La démarche est née d’un partenariat avec Blyyd, un fournisseur de tracteurs de cour, duquel mes équipes se sont rapprochées pendant un salon. Là-bas, nos chauffeurs posent les remorques sur un parking afin de les tracter, les charger et enfin les remettre sur les camions. Toute cette activité, orchestrée jusque-là par des véhicules gasoil, a été transférée vers des électriques. Trois avantages en ressortent : c’est moins cher que le gasoil, neutre en émissions et, surtout, silencieux. Un aspect essentiel pour les activités nocturnes. Si le test, qui va durer tout l’été, s’avère concluant – et il le sera –, nous comptons l’étendre à d’autres sites et l’utiliser de nuit comme de jour.

 

Quelle approche avez-vous adoptée vis-à-vis de vos emballages ? Le recyclage a-t-il été pleinement intégré au cycle de vie de vos produits ?

PepsiCo s’est effectivement pleinement engagé sur la partie boisson, avec succès : aujourd’hui, nous avons complètement abandonné le plastique vierge et 100 % de nos bouteilles sont fabriquées à partir de plastique recyclé.

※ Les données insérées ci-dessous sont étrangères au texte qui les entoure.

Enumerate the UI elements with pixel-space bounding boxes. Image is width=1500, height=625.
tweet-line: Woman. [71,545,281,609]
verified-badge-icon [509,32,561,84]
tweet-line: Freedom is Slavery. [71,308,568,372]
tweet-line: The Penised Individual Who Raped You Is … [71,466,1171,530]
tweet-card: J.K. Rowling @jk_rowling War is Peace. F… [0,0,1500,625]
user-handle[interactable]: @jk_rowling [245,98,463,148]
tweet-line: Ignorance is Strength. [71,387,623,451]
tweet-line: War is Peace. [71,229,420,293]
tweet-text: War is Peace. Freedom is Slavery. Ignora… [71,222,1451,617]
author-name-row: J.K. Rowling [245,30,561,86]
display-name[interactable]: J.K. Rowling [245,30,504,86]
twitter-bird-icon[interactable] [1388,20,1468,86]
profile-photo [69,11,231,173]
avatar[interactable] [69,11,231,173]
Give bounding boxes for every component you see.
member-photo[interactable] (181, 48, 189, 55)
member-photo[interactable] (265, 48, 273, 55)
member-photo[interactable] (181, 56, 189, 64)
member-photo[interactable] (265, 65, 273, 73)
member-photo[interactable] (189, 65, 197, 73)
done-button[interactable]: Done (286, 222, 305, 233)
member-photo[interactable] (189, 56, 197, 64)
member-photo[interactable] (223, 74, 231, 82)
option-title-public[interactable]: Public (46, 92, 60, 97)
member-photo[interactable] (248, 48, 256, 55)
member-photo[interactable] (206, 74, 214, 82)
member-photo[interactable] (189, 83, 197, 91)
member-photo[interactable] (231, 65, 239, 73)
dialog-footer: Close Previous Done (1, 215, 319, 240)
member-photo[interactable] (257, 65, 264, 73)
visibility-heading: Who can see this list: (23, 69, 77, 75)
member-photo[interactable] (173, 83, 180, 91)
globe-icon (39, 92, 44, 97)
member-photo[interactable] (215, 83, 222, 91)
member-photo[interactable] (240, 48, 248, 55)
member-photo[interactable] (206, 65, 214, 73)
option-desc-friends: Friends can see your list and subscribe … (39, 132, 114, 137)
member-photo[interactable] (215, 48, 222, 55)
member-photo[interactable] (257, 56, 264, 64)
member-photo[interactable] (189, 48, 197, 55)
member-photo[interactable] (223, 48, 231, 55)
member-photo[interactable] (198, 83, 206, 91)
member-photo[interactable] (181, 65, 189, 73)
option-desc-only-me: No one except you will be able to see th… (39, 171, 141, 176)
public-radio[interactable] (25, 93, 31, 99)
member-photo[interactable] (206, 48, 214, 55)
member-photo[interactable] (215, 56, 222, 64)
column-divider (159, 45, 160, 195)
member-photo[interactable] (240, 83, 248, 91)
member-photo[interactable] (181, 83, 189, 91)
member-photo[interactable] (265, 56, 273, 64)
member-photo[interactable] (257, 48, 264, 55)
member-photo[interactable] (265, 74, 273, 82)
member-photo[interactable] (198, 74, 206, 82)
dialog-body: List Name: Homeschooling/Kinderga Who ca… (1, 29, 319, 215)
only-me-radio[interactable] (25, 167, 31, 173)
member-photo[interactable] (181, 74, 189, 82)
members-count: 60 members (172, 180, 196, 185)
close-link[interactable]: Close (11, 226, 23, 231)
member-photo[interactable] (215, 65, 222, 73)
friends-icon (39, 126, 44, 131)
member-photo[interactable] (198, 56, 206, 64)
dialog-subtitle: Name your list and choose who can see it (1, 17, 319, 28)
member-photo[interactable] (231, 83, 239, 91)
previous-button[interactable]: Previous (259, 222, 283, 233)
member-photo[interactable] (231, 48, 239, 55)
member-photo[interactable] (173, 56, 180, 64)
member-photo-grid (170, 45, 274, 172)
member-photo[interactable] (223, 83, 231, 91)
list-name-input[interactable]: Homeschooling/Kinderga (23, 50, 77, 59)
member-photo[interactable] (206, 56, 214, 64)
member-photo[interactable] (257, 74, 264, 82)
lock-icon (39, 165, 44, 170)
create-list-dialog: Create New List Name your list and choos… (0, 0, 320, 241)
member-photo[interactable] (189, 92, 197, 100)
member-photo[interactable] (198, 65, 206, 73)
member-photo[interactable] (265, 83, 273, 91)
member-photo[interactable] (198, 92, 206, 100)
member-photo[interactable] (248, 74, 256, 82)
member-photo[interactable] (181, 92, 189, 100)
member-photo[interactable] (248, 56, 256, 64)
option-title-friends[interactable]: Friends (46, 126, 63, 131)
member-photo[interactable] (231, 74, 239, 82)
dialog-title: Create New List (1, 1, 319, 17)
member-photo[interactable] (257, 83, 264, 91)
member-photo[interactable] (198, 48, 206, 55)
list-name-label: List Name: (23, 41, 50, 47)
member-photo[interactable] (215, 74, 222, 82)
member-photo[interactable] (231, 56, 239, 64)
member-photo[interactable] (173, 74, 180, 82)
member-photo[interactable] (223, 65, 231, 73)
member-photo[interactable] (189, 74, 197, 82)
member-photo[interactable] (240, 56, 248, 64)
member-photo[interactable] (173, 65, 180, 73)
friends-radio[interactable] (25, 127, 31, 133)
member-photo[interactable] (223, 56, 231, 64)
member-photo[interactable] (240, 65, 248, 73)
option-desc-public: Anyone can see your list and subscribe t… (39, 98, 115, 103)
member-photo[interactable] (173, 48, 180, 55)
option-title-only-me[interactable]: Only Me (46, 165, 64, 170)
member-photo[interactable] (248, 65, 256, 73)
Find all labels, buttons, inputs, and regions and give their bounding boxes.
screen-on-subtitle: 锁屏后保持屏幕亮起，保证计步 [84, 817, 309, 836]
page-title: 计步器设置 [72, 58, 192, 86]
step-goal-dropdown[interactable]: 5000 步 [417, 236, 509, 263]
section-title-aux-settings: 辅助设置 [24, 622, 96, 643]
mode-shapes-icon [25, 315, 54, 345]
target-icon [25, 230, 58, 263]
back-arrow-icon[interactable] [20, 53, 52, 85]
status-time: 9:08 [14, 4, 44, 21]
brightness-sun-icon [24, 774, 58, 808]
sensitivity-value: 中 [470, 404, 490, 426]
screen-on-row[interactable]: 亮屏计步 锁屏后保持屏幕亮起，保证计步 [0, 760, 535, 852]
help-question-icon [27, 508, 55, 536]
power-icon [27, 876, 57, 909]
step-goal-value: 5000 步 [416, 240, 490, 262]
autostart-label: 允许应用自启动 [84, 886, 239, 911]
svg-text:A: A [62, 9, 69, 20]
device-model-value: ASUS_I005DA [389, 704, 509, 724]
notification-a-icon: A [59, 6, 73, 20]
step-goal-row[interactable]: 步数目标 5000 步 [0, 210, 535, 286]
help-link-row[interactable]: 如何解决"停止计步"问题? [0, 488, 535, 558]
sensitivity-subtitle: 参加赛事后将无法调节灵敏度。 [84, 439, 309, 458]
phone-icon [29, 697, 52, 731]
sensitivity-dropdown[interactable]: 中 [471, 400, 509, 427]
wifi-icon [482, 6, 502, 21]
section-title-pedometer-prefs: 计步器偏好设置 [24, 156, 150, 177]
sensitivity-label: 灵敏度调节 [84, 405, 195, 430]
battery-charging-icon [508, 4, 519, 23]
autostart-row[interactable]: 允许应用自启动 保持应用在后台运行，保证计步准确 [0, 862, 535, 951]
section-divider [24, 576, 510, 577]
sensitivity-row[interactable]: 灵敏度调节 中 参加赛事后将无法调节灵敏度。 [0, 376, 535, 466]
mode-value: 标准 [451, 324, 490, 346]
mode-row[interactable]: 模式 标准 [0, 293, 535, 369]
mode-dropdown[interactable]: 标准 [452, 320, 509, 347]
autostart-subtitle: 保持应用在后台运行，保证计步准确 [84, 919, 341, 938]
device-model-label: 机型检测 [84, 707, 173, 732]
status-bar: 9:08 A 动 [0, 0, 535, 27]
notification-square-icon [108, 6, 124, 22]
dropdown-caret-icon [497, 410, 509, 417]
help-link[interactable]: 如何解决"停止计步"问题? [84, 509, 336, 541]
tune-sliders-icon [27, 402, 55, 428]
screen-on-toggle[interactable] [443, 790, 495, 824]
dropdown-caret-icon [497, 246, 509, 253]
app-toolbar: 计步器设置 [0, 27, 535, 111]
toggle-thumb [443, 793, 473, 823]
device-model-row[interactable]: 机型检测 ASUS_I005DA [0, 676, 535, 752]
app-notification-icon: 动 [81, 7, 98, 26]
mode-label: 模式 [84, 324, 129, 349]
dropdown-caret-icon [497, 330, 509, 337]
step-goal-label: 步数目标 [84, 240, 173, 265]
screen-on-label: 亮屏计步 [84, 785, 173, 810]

À ma connaissance, nous sommes la seule entreprise en Europe à le faire, et nous projetons d’étendre cette mesure à 22 pays d’ici les 5 prochaines années. Sachant que le plastique recyclé coûte plus cher, c’est donc un véritable investissement stratégique et volontaire de notre part pour nous engager vertueusement. La meilleure économie restant l’emballage non généré, ce pour quoi nous mettons particulièrement l’accent sur le développement de nos fontaines Sodastream pour les professionnels et les particuliers.

Sur la partie snacks, le mouvement est plus ou moins similaire. La majorité de nos gammes sont déjà réalisées en film à 50 % d’origine végétale et sont déjà prêtes à être totalement recyclables. Il s’agit d’une ramification de notre partenariat avec Citeo : ils montent une filière du recyclage qui n’existe pas encore en France et, en travaillant avec eux, tous nos films et emballages plastique seront prêts pour le recyclage dès lors que les structures adéquates seront mises en place. PepsiCo n’est pas un professionnel du recyclage, cependant nous y entraînons la filière et en sommes moteur car nous l’utilisons pour lui donner des débouchés afin qu’elle devienne rentable et se pérennise.